This filled up the disk in a couple of minutes. I now have a big file sitting on the blocks that used to be the home of my files. This alone may be enough for you as you’ve written over the blocks once. Just to be on the safe side, I ran shred on this file to make sure I had taken a few passes over the blocks.

sudo shred -vfz /junk

So, at this point, I should be in pretty good shape. The swap space has been scrubbed. The non-root partitions have been scrubbed. All of the sensitive data from the root partition should be gone. Buuuut, I’m still a little paranoid. So, I want to try one last thing. I want to really burn the hosts to the ground - just to be on the safe side. I had to try this process out on a vagrant box a few times to get all of the steps right. I created a ramdisk, and set up a basic environment in it using debootstrap. You’ll need more than 1G of RAM to do this as the image is a little over that. Then, I chroot’d into the ramdisk and shred the disk from there. The idea is that we have a temporary filesystem in RAM which should allow the system to keep going while the filesystem on disk disappears.

mkdir /root/tmpfs/
mount -t tmpfs tmpfs /root/tmpfs/
debootstrap --variant=buildd --arch amd64 trusty /root/tmpfs/
mount --bind /dev /root/tmpfs/dev
chroot /root/tmpfs/
mount -t proc proc /proc
shred -vz /dev/vda

Now you’re left with a system with a (hopefully) totally wiped disk. None of the usual commands to halt the system were working at this point (halt/shutdown/poweroff), so I had to do a ‘kill -SEGV 1’ to force the system to core and finally completely retreat from the machine.
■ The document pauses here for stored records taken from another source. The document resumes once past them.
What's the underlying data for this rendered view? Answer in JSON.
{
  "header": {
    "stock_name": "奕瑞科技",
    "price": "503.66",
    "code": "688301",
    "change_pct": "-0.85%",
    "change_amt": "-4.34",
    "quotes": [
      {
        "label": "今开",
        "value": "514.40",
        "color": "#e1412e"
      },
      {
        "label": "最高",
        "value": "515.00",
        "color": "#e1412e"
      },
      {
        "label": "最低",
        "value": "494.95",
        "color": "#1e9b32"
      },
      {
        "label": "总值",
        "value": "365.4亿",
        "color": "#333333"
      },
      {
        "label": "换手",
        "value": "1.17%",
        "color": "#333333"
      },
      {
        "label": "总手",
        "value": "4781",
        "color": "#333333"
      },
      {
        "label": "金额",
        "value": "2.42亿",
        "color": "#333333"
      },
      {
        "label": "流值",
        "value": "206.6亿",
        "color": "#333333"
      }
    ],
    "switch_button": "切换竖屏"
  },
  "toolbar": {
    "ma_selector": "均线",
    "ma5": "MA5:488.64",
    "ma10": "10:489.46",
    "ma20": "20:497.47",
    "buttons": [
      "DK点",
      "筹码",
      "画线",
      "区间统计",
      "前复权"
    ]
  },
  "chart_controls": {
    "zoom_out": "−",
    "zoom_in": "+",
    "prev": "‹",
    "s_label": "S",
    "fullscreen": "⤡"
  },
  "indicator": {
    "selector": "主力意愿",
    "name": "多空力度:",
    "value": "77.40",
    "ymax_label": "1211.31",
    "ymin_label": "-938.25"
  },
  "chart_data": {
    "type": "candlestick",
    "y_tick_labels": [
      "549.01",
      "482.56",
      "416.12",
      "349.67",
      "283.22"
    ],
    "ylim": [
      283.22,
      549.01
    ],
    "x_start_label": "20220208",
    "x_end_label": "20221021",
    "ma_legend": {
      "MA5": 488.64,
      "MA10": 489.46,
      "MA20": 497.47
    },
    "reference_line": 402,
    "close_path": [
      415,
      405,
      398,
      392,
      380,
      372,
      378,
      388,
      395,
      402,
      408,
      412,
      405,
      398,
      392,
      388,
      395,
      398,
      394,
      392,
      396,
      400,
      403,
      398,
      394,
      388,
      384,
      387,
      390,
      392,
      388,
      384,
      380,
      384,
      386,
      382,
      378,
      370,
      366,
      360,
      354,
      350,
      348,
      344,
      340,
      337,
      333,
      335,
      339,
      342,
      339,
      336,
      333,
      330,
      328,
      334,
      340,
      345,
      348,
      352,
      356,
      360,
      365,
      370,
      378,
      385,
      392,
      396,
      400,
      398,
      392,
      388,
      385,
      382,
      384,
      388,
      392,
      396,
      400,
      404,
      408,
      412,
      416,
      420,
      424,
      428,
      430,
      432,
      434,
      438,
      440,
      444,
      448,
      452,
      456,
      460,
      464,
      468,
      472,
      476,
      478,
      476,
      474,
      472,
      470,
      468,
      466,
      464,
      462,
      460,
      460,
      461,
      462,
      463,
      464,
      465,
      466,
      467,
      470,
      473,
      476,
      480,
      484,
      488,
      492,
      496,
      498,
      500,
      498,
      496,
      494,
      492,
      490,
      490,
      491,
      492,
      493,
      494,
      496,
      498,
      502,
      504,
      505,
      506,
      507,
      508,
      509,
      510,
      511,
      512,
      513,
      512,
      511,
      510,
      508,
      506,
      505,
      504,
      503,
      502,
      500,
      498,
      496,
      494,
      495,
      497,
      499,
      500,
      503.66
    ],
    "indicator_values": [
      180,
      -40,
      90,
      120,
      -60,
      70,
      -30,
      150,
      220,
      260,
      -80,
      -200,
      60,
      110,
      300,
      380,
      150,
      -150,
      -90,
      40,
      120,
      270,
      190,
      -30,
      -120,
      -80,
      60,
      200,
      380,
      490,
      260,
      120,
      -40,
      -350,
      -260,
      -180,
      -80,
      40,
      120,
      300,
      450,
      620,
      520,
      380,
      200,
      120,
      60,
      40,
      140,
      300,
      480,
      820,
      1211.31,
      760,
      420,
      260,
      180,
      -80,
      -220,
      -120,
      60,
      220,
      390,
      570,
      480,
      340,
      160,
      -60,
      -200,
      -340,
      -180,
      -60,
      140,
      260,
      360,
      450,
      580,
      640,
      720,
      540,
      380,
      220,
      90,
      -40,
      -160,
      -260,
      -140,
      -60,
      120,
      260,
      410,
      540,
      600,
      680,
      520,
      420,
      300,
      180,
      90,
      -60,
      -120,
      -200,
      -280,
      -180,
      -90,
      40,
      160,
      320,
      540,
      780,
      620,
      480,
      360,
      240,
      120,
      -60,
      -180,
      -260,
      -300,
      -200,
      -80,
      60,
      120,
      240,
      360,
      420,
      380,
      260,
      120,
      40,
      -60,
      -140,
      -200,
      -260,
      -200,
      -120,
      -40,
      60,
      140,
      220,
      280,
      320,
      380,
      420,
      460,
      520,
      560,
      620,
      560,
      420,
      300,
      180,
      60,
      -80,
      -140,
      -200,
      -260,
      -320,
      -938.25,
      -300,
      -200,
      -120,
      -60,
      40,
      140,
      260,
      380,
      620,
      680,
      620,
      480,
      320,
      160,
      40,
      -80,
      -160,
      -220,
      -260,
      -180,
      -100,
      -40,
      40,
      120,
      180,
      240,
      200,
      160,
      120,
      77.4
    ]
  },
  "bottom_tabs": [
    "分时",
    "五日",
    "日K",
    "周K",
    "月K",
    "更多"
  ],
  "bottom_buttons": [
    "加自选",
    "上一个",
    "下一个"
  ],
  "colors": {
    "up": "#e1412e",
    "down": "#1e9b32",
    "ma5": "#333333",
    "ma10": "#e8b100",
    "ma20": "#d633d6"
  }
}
So, did this work? Mostly. There was only one case where the ssh connection dropped early. It was about 50% through the first shred pass. I feel reasonably happy that I didn’t leave anything important behind.

NOTE : When using shred to wipe files, make sure to pay attention to this warning from the manpage.
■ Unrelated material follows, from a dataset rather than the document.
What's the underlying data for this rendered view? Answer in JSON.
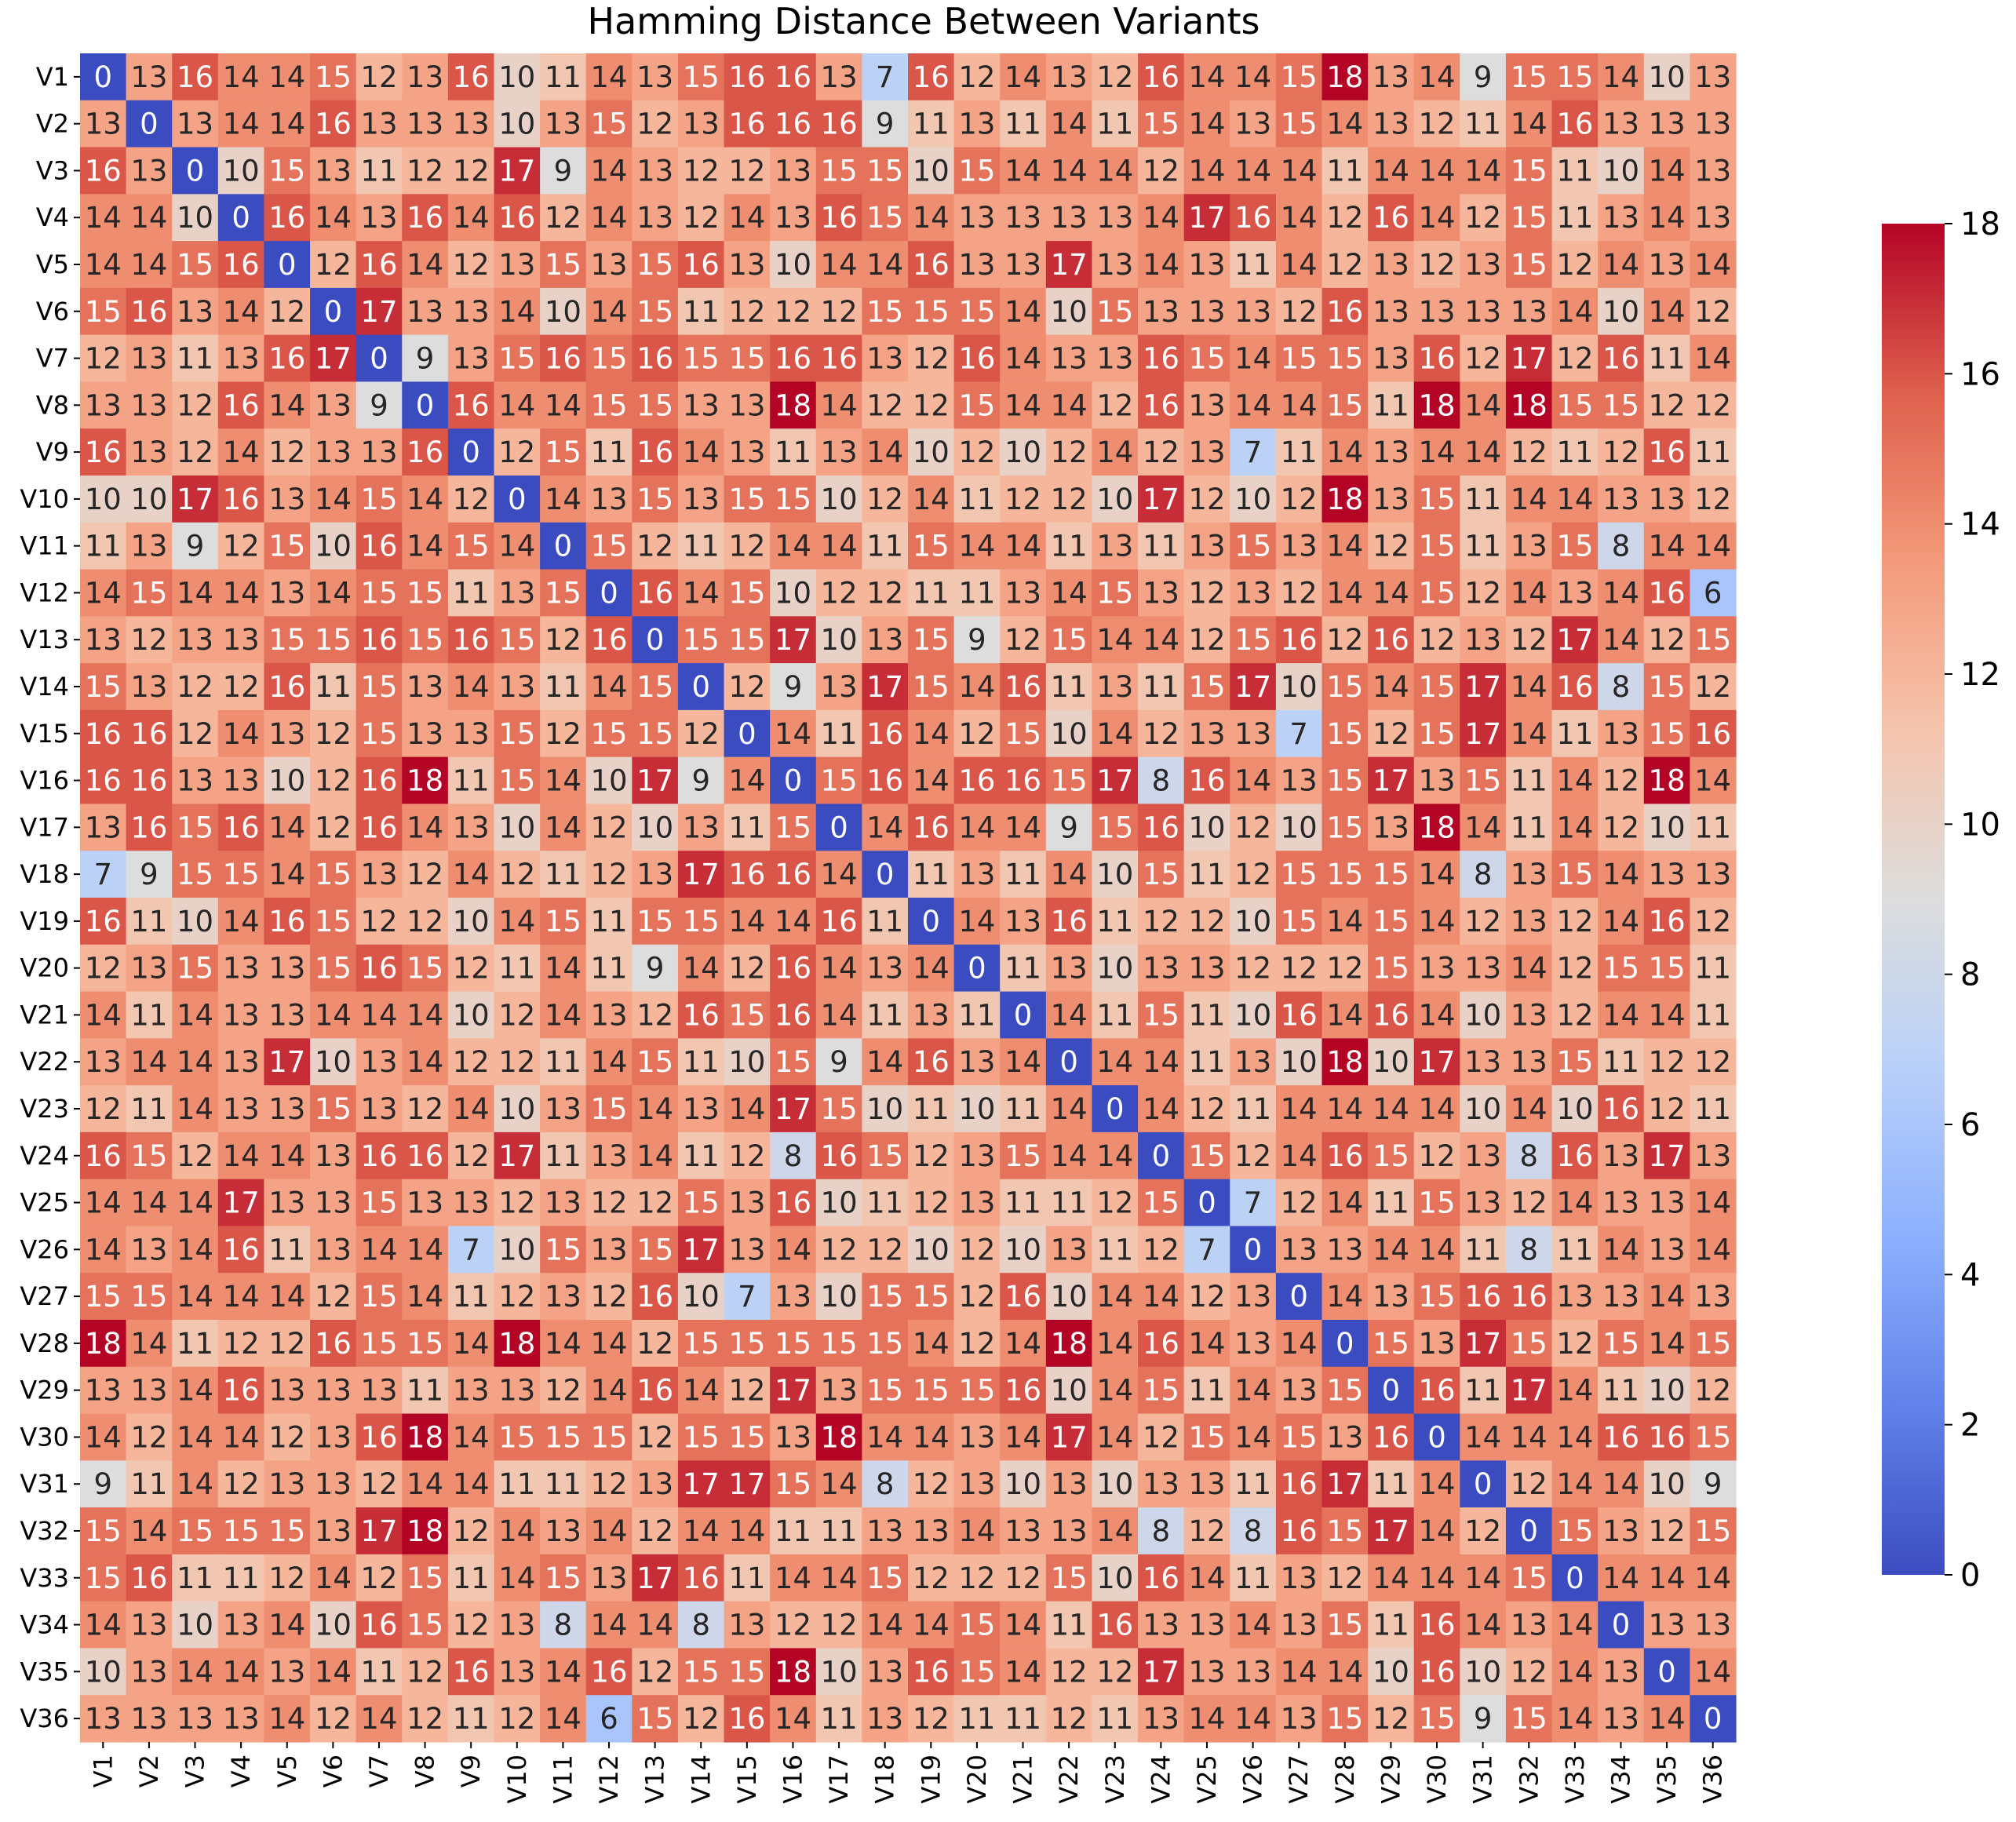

CAUTION:  Note  that  shred  relies on a very important assumption: that the
file system overwrites data in place. This is the traditional way to do
things, but many modern file system designs do not satisfy this assumption.
The following are examples of file systems on which shred is not effective,
or is not guaranteed to be effective in all file system modes:

* log-structured or journaled file systems, such as those supplied with AIX
  and Solaris (and JFS, ReiserFS, XFS, Ext3, etc.)
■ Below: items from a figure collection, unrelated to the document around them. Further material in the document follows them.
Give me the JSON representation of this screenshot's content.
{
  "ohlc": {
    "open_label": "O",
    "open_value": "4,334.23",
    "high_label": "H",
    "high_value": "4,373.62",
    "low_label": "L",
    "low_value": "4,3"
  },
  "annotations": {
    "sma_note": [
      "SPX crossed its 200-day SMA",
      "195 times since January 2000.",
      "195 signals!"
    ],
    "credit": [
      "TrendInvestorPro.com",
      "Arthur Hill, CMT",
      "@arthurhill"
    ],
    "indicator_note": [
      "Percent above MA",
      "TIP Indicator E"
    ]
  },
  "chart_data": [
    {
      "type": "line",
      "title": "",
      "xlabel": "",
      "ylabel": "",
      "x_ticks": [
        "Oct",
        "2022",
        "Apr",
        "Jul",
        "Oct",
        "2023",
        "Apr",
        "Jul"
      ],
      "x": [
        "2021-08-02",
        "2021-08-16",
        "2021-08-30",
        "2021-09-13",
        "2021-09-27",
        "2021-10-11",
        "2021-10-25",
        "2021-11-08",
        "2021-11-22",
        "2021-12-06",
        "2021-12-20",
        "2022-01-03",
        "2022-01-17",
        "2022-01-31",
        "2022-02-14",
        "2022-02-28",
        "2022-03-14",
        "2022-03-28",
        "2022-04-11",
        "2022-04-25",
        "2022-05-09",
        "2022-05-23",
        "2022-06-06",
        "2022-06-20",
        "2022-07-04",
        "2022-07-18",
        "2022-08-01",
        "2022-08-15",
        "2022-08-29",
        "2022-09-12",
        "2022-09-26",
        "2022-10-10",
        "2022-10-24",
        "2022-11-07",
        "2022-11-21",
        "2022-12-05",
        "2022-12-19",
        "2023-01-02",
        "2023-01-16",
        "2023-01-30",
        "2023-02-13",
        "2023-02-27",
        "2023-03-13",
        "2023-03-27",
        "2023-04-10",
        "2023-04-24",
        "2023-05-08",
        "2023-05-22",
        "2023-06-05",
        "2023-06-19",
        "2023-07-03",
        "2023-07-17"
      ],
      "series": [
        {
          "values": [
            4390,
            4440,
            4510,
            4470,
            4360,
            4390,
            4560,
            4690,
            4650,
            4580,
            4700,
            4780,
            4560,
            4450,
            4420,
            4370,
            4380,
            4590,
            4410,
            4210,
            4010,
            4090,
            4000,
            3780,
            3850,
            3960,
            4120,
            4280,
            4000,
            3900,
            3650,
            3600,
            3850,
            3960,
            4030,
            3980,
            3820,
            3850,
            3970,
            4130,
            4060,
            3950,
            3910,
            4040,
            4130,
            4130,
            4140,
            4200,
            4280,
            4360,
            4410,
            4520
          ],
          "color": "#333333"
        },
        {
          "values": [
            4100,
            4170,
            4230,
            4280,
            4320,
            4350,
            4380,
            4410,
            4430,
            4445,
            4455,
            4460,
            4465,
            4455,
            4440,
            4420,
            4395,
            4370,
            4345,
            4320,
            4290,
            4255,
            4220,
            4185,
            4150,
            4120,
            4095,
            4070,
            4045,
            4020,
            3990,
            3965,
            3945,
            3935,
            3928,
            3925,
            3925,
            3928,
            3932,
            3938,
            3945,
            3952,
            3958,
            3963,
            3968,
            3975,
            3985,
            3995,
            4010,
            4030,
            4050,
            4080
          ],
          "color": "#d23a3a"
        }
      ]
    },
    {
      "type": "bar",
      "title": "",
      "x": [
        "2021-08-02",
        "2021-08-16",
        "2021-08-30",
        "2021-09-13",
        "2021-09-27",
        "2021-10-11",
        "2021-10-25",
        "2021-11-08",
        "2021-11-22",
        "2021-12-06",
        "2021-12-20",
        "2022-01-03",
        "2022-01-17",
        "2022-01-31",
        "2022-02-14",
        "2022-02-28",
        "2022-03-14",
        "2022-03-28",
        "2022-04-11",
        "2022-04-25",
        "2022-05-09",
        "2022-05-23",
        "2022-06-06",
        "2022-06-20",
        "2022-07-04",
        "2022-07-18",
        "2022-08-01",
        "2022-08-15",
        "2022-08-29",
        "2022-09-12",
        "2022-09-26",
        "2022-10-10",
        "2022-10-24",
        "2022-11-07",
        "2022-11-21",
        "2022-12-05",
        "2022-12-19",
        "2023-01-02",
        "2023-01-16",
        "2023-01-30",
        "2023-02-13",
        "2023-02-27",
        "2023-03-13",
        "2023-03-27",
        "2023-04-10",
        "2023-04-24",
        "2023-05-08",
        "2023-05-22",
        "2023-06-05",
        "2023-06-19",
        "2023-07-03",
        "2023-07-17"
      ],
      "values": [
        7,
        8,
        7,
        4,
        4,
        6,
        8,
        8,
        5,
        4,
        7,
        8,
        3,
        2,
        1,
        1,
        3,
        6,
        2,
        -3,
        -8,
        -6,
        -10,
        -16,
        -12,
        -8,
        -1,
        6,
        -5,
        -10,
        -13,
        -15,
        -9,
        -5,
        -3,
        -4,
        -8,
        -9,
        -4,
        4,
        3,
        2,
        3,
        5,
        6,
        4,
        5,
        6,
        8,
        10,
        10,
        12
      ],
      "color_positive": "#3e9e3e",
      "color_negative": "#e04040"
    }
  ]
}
* file systems that write redundant data and carry on even if some writes
  fail, such as RAID-based file systems

* file systems that make snapshots, such as Network Appliance's NFS server

* file systems that cache in temporary locations, such as NFS version 3
  clients

* compressed file systems

In the case of ext3 file systems, the above disclaimer applies (and shred is
thus of limited effectiveness) only in data=journal mode, which journals file
data in addition to just metadata. In both the data=ordered (default) and
data=writeback modes, shred works as usual. Ext3 journaling modes can be
changed by adding the data=something option to the mount options for a
particular file system in the /etc/fstab file, as documented in the mount man
page (man mount).